Accurate antiviral humoral and cellular immune responses require prior recognition of antigenic peptides presented by human leukocyte antigen (HLA) class I and II molecules on the surface of antigen-presenting cells. Both the helper and the cytotoxic immune responses are critical for the control and the clearance of human respiratory syncytial virus (HRSV) infection, which is a significant cause of morbidity and mortality in infected pediatric, immunocompromised and elderly populations. In this article we review the immunoproteomics studies which have defined the general antigen processing and presentation rules that determine both the immunoprevalence and the immunodominance of the cellular immune response to HRSV. Mass spectrometry and functional analyses have shown that the HLA class I and II cellular immune responses against HRSV are mainly focused on three viral proteins: fusion, matrix, and nucleoprotein. Thus, these studies have important implications for vaccine development against this virus, since a vaccine construct including these three relevant HRSV proteins could efficiently stimulate the major components of the adaptive immune system: humoral, helper, and cytotoxic effector immune responses.

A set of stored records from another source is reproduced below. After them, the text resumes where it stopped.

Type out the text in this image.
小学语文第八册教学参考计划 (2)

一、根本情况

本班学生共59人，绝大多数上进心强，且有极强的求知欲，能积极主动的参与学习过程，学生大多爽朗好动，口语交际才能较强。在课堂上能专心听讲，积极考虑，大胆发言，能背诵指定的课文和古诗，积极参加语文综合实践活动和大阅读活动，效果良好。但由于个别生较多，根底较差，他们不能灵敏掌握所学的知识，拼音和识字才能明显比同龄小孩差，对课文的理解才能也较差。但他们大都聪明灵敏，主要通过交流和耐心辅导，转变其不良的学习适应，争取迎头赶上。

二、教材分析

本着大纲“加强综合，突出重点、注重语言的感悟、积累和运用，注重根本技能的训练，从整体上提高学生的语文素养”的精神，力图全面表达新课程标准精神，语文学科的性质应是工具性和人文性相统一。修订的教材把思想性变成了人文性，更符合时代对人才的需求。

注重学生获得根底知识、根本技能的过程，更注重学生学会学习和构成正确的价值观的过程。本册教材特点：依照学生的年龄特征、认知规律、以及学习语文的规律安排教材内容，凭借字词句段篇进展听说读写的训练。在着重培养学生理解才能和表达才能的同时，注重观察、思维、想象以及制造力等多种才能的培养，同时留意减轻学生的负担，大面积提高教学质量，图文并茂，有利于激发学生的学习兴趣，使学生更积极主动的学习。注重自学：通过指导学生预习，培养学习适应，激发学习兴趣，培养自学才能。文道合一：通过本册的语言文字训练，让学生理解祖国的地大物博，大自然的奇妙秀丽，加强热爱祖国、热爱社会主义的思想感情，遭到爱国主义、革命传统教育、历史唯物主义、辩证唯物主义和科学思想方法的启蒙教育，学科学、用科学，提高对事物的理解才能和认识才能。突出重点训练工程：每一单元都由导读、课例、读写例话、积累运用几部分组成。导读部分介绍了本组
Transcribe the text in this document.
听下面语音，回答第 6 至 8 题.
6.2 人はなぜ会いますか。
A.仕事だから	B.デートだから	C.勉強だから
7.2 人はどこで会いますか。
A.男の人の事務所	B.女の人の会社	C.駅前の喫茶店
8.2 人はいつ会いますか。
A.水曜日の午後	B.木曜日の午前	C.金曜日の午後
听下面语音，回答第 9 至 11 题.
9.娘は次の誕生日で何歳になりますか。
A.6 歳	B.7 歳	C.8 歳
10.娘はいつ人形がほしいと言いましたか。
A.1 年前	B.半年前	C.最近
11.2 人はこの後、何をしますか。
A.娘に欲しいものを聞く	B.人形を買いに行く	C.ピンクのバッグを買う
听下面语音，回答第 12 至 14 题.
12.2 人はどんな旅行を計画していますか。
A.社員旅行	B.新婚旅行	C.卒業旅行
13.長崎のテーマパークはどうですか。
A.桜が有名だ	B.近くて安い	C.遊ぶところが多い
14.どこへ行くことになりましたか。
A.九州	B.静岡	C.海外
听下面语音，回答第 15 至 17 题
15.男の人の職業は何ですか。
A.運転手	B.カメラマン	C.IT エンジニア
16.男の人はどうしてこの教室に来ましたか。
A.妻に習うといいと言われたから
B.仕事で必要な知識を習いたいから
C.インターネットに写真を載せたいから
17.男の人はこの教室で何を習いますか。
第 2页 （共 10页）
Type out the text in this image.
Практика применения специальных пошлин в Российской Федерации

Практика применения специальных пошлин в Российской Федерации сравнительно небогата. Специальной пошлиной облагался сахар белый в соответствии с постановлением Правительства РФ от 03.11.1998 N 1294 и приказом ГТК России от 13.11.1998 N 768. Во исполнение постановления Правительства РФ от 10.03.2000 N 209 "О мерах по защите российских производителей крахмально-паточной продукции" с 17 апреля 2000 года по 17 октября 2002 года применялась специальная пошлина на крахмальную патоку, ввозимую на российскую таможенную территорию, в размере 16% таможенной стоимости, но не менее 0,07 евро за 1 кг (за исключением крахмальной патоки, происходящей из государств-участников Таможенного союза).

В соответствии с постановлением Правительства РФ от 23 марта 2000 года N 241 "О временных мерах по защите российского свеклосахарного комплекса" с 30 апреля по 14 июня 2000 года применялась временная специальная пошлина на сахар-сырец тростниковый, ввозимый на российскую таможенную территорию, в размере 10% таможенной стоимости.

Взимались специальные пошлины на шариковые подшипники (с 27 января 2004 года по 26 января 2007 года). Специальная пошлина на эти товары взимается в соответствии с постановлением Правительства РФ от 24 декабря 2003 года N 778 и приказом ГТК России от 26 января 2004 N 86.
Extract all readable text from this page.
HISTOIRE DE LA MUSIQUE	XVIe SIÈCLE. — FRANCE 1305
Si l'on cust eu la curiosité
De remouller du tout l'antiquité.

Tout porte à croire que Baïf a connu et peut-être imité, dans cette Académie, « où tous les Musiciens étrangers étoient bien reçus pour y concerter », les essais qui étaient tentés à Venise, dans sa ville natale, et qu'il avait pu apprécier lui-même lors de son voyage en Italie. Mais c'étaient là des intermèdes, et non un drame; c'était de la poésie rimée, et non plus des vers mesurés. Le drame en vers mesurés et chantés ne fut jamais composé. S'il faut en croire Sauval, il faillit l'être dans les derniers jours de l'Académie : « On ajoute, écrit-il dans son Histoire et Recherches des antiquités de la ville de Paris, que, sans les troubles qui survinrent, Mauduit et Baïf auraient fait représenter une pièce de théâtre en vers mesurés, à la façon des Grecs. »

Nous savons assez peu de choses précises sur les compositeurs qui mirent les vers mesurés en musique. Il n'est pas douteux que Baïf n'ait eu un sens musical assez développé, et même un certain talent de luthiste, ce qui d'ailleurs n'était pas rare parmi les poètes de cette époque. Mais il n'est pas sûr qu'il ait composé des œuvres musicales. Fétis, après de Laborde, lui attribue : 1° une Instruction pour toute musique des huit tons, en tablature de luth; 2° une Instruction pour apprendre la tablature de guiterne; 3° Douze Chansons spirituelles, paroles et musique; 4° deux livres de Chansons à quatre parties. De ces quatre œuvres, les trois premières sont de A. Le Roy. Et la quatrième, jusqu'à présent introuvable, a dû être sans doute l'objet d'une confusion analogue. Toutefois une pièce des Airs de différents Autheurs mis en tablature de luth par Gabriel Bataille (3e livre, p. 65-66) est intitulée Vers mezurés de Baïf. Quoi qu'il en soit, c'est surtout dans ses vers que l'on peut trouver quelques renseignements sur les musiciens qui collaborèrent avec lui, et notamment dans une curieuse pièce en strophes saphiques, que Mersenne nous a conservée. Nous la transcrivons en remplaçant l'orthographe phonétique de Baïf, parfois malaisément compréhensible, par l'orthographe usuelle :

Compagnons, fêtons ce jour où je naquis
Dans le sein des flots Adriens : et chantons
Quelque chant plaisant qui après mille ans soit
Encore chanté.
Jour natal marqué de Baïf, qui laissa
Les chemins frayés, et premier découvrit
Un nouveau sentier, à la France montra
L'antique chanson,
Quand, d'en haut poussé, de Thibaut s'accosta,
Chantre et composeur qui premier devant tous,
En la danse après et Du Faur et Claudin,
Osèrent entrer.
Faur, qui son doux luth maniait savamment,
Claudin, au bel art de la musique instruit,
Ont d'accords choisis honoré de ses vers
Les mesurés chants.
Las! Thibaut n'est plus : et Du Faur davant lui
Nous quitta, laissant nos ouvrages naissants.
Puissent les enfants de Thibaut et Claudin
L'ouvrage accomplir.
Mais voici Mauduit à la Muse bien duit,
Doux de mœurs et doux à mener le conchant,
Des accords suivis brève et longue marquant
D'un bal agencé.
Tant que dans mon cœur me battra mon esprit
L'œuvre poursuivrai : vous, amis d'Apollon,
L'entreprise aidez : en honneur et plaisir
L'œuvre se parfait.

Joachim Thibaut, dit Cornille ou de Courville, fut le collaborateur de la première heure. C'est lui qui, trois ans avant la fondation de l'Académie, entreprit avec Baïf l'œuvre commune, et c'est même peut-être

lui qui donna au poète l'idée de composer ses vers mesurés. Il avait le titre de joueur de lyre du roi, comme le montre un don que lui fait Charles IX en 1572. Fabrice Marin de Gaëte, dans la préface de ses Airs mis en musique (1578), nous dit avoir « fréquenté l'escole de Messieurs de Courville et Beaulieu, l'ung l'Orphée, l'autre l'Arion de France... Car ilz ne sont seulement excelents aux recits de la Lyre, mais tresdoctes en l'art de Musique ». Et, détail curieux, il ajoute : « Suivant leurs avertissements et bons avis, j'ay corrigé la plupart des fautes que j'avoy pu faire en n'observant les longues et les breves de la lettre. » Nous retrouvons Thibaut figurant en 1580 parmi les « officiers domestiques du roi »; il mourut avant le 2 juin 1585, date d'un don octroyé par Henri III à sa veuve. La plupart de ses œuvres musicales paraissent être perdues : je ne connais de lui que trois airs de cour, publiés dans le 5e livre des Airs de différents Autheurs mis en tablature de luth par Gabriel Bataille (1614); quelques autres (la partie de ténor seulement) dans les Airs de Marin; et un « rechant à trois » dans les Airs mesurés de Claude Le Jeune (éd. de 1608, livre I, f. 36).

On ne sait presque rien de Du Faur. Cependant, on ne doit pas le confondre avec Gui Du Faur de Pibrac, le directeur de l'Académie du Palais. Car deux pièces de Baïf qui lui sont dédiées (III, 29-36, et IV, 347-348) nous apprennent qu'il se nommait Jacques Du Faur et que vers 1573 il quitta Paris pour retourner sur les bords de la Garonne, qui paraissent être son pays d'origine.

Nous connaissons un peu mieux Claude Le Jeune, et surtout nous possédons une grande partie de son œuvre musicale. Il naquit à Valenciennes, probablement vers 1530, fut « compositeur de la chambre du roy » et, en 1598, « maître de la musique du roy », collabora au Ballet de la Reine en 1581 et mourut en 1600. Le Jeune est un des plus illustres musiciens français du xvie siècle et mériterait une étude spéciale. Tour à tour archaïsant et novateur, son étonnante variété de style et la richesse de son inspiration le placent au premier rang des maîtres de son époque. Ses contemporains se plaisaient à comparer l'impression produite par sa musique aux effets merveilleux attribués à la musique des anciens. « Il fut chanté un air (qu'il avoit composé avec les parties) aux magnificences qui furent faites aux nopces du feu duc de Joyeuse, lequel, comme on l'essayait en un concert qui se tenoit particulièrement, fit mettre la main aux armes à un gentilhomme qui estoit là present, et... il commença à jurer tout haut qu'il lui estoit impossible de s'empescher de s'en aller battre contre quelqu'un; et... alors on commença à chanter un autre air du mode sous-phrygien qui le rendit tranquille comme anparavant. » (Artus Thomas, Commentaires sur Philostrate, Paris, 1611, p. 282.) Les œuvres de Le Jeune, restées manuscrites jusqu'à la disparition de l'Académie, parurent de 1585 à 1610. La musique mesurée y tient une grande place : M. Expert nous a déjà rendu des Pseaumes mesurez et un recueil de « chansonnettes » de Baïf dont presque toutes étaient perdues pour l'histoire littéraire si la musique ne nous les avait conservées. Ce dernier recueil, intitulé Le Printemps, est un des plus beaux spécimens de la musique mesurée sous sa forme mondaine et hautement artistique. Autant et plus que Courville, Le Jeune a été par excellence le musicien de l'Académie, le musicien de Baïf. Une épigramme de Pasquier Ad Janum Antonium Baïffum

Keywords: Antigen processing; HLA; T cells; immune response; immunoproteomics; mass spectrometry; respiratory infectious disease; vaccine.

Figure 1

Overview of the HLA immunoproteomic approach. Both large amounts of pathogen-modified and healthy cells expressing the HLA class I or II molecules of interest are lysed in the presence of protease inhibitors. The HLA class I complexes are immunoprecipitated by affinity chromatography with specific anti-HLA mAbs and the HLA/peptide complexes are denatured. The resulting peptide mixtures recovered after an ultra-filtration step are separated by high performance liquid chromatography and analyzed by mass spectrometry. Bioinformatics tools are then used to obtain the sequences of the pathogen ligands. Finally, synthetic peptides, which can be used in functional analysis such as HLA/peptide stability assays, ELISPOT, intracellular cytokine staining assays or cytotoxicity assays, are generated.

Figure 2

HLA class I ligands from HRSV identified by mass spectrometry and their relation to the viral mRNA, proteome, and T cell cytotoxic immune response. A panel: Pie chart representation of the HRSV genome indicating the relative abundance of mRNAs from the viral transcription, which was measured as the mRNA molar ratio percentage [21,41,42]. The abbreviations used for viral proteins were NS1 (non-structural protein 1), NS2 (non-structural protein 2], N (nucleoprotein), P (phosphoprotein), M (matrix protein), SH (small hydrophobic protein), G (glycoprotein), F (fusion protein), M2-2 (matrix protein 2], and L (polymerase), which were grouped into three different transcription groups: 3′ (white), intermediate (IM) (gray), and 5′(black) separated by arrows as in previously publications [21,41,42]. For each protein included into its respective transcription group, the proteome percentage is shown in B panel; the HLA class I ligand percentage identified by mass spectrometry in studies [35,36,37,38] is shown in C panel; the CTL epitope percentage from [37] is shown in D panel, and the total IFN-γ⁺ immune response percentage detected in the HLA class I-transgenic mice from [37] is shown in E panel.

Figure 3

HLA class II ligands from HRSV identified by mass spectrometry and their relation to the viral mRNA, proteome, and T cell helper immune response. Pie chart representation of the HRSV genome indicating the relative abundance of mRNAs due to viral transcription (A panel) and the percentage of the proteome (B panel) for each protein, as described in Figure 1. For each protein included in its respective transcription group, the HLA class II ligand percentage identified by mass spectrometry in study [48] is shown in C panel, and the CD4⁺ epitope percentage from [48] is shown in D panel. The total of either IL-4⁺ or IFN-γ⁺ immune helper response percentages that were detected in the HLA class II-transgenic mice in study [48] is shown in the E and F panels, respectively.